Para kritikus hadis menilai Muhammad bin ‘îsa
bin Sumai’ sebagai perawi yang hadisnya tidak dapat dijadikan hujah,
selain itu dia seorang mudallis. Riwayat mudallis memakai lafal yang mengindikasikan pendengaran langsung dapat diterima, namun dia tetap cacat karena dituduh pelaku bid’ah.
4. Muhammad bin Abî Zu’aizi’ah.
a. Nama lengkapnya adalah Muhammad bin Abî Zu’aizi’ah [8]
b. Guru-gurunya dalam periwayatan hadis antara lain ‘Atha’, Nâfi’, ‘Amr bin Syu’aib dan lainnya. Murid-muridnya antara lain ; Muhammad bin ‘Isâ bin Sumai’.[9], menurut Ibn Hajar, muridnya ini adalah satu-satunya murid yang dimiliki rawi ini.[10]
c. Penilaian kritkus hadis ;
1) Abȗ Hâtim ; tidak usah menyibukan diri dengan hadis-hadisnya. Mungkar al-hadîts[11].

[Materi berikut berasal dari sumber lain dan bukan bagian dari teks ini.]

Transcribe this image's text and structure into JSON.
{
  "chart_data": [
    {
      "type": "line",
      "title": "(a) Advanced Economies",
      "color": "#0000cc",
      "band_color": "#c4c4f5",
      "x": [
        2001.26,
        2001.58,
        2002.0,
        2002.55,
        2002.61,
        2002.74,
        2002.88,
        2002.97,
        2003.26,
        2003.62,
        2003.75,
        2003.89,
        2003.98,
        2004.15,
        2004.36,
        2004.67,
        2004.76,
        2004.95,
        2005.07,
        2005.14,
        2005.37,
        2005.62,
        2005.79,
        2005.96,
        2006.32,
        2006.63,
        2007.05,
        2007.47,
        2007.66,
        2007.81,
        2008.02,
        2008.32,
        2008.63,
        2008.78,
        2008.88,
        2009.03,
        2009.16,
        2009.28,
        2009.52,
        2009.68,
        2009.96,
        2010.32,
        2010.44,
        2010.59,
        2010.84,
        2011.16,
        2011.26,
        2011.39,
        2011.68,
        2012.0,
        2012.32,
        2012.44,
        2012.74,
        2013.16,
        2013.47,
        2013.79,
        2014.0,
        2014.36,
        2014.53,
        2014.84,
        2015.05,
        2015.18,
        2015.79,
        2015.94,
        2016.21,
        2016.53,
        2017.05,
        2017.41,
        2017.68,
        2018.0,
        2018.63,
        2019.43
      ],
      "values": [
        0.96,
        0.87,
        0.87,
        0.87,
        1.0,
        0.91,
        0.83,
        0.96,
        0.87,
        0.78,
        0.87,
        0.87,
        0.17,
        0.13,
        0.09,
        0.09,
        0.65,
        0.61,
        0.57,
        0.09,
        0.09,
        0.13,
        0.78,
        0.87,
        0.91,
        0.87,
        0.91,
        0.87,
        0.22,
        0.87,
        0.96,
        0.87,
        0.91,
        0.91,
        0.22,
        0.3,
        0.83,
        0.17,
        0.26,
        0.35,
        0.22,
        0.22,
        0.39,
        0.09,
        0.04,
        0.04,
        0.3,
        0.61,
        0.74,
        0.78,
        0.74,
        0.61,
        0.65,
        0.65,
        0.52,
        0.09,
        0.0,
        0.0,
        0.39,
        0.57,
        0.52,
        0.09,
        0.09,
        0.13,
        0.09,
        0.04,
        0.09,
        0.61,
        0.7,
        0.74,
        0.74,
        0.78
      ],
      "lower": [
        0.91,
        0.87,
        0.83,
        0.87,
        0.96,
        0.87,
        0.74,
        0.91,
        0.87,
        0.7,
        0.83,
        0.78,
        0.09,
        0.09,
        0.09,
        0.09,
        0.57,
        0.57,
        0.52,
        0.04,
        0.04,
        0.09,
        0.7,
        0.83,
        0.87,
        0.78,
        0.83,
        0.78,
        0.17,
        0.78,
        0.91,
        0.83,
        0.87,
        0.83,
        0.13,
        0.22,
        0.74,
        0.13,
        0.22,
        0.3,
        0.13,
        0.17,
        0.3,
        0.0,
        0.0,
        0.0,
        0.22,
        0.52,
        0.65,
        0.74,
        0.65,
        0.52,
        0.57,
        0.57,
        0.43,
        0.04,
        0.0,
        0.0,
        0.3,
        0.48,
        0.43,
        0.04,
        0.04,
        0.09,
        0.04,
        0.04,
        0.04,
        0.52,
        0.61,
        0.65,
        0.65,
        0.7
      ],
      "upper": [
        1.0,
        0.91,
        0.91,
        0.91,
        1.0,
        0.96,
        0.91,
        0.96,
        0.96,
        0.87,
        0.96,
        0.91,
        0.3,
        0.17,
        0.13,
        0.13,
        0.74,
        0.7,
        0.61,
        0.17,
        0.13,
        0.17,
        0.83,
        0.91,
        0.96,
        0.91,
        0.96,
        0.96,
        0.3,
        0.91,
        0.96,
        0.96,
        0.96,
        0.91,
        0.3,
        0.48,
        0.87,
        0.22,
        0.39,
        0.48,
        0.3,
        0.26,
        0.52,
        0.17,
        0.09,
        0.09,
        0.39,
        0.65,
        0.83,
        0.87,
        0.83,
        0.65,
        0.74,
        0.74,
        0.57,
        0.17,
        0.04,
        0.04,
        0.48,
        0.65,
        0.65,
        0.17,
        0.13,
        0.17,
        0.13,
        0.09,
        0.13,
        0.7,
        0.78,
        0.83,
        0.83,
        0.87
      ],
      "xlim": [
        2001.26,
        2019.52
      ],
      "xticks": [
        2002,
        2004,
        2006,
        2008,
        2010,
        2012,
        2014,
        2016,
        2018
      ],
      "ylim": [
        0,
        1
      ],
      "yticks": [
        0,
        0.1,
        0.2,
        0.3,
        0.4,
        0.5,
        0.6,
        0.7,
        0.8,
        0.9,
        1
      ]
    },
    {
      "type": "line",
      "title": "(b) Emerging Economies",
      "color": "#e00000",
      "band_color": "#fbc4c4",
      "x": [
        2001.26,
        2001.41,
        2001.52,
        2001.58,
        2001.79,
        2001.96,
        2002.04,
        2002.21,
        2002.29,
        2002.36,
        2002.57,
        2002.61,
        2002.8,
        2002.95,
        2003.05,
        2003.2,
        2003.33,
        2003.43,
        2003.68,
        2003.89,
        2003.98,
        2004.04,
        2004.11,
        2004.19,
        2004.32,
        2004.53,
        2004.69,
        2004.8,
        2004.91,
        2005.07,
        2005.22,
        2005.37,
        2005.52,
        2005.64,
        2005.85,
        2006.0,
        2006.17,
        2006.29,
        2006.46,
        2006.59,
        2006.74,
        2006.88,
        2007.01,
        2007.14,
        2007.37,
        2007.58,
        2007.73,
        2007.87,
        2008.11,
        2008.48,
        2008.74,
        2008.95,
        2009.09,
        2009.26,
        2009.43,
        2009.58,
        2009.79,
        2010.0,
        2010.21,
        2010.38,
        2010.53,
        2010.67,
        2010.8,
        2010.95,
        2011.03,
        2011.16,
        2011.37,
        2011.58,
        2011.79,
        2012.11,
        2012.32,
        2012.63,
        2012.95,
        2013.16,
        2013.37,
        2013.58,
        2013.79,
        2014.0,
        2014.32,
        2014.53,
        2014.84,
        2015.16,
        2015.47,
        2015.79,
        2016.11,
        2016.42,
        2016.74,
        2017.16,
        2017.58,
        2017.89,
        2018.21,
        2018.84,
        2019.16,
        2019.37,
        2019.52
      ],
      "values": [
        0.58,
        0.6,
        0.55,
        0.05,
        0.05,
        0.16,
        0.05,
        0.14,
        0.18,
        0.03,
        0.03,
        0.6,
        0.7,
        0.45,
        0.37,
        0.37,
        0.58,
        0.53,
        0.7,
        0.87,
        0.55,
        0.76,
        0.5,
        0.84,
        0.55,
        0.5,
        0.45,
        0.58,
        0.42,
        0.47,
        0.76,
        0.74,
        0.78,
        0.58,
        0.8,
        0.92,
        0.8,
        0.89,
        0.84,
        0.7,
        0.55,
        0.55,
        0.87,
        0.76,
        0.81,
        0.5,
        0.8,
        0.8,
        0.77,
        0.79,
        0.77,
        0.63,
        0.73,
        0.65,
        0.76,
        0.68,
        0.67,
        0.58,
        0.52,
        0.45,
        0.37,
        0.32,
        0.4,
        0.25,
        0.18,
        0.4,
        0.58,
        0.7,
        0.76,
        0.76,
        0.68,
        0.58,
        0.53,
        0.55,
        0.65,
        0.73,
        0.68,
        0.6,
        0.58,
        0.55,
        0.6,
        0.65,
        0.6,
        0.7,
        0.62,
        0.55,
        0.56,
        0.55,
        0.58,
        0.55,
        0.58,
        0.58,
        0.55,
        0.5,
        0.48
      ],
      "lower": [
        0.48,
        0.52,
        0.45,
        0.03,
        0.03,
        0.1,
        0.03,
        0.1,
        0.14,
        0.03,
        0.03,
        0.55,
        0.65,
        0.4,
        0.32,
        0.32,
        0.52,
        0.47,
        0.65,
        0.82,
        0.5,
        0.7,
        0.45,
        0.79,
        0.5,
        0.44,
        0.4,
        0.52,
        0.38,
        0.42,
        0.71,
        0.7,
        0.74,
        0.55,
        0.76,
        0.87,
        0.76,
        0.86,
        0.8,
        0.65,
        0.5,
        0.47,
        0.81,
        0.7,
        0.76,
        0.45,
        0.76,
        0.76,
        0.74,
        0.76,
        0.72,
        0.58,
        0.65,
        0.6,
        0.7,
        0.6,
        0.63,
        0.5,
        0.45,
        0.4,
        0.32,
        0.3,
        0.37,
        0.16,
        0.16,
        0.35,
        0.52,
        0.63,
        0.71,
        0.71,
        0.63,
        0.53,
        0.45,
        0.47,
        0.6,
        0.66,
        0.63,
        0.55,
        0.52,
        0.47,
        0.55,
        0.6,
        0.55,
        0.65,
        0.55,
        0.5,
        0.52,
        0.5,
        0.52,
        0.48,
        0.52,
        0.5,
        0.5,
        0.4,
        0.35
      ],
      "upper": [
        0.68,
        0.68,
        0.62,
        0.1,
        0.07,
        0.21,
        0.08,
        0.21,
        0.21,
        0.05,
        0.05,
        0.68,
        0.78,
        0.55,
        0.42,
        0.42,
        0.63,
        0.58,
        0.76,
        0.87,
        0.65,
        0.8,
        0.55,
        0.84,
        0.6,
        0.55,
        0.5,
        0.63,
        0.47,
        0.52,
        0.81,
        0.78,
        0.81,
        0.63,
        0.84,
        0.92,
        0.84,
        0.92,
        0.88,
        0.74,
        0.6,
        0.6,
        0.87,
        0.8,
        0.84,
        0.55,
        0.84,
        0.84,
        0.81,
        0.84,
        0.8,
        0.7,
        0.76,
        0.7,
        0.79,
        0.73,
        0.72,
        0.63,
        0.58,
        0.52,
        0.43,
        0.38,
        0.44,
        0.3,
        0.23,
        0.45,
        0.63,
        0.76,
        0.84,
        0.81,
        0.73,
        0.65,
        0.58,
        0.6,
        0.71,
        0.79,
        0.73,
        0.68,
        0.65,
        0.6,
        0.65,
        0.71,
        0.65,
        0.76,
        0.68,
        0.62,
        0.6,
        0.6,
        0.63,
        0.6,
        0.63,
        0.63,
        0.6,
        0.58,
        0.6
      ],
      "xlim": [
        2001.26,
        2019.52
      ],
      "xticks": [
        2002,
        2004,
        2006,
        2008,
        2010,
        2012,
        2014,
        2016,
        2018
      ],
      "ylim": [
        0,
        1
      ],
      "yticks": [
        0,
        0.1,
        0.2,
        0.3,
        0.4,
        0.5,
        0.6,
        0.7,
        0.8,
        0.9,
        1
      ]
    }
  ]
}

2) Ibn Hibban ; salah satu Dajjal, dia meriwayatkan hadis-hadis palsu.[12]
3) Al-Bukhârî ; munkar al-hadîts jiddan. Hadisnya tidak boleh dituliskan.[13]

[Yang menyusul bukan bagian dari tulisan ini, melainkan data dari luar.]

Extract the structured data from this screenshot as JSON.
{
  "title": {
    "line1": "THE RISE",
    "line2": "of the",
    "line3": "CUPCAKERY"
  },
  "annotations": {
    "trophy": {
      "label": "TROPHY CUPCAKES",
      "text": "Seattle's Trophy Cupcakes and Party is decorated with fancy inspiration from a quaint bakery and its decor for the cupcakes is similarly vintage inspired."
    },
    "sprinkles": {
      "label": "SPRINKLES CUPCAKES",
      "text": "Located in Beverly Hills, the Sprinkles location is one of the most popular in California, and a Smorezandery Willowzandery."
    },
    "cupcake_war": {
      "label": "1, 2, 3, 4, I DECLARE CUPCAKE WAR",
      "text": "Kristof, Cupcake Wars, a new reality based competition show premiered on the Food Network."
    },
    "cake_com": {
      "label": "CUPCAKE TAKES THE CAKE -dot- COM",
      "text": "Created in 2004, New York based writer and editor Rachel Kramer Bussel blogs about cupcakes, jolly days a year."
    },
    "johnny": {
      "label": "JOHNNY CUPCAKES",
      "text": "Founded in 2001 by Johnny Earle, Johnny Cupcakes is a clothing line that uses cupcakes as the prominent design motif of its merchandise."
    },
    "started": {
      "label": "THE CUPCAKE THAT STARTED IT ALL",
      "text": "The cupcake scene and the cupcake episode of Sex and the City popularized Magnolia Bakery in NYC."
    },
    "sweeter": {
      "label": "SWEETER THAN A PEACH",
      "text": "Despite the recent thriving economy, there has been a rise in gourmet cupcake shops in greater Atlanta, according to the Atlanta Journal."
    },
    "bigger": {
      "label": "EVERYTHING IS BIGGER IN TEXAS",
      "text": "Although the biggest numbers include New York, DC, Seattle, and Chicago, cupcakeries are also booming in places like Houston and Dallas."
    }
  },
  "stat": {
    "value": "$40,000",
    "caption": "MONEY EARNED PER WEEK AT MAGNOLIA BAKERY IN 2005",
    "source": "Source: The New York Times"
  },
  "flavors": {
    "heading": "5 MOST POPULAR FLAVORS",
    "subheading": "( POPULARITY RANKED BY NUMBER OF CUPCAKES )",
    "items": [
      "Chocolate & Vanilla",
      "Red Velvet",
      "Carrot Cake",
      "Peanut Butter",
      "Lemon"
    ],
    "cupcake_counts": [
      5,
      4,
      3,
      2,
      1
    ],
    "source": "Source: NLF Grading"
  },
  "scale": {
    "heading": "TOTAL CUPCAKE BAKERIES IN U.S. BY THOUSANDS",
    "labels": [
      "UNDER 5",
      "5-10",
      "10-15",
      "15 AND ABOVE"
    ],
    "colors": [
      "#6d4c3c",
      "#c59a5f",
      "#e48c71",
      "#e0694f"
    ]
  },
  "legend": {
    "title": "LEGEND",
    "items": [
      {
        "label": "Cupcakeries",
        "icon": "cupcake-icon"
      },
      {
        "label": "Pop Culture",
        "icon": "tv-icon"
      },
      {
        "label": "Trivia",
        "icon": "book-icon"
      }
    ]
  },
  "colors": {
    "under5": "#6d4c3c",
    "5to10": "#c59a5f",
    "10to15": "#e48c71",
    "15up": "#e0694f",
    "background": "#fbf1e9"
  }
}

Para kritius hadis mencela Muhammad bin Abî Zu’aizi’ah sebagai seorang perawi yang tidak bisa dipercaya, sering memalsukan hadis, bahkan oleh Ibn Hibbân disebut Dajjal yang menunjukan bahwa dia seorang pendusta.
5. ‘Amr bin Syu’aib
a. Nama lengkapnya adalah ‘Amr bin Syu’aib bin Muhammad bin ‘Abdullah bin ‘Amr bin al-‘Ash.
b. Guru-gurunya
dalam periwayatan hadis antara lain ; ayahnya yaitu Muhammad bin
‘Abdullah bin ‘Amr, Sa’id bin al-Musayyab, Thâwus, dan lainnya.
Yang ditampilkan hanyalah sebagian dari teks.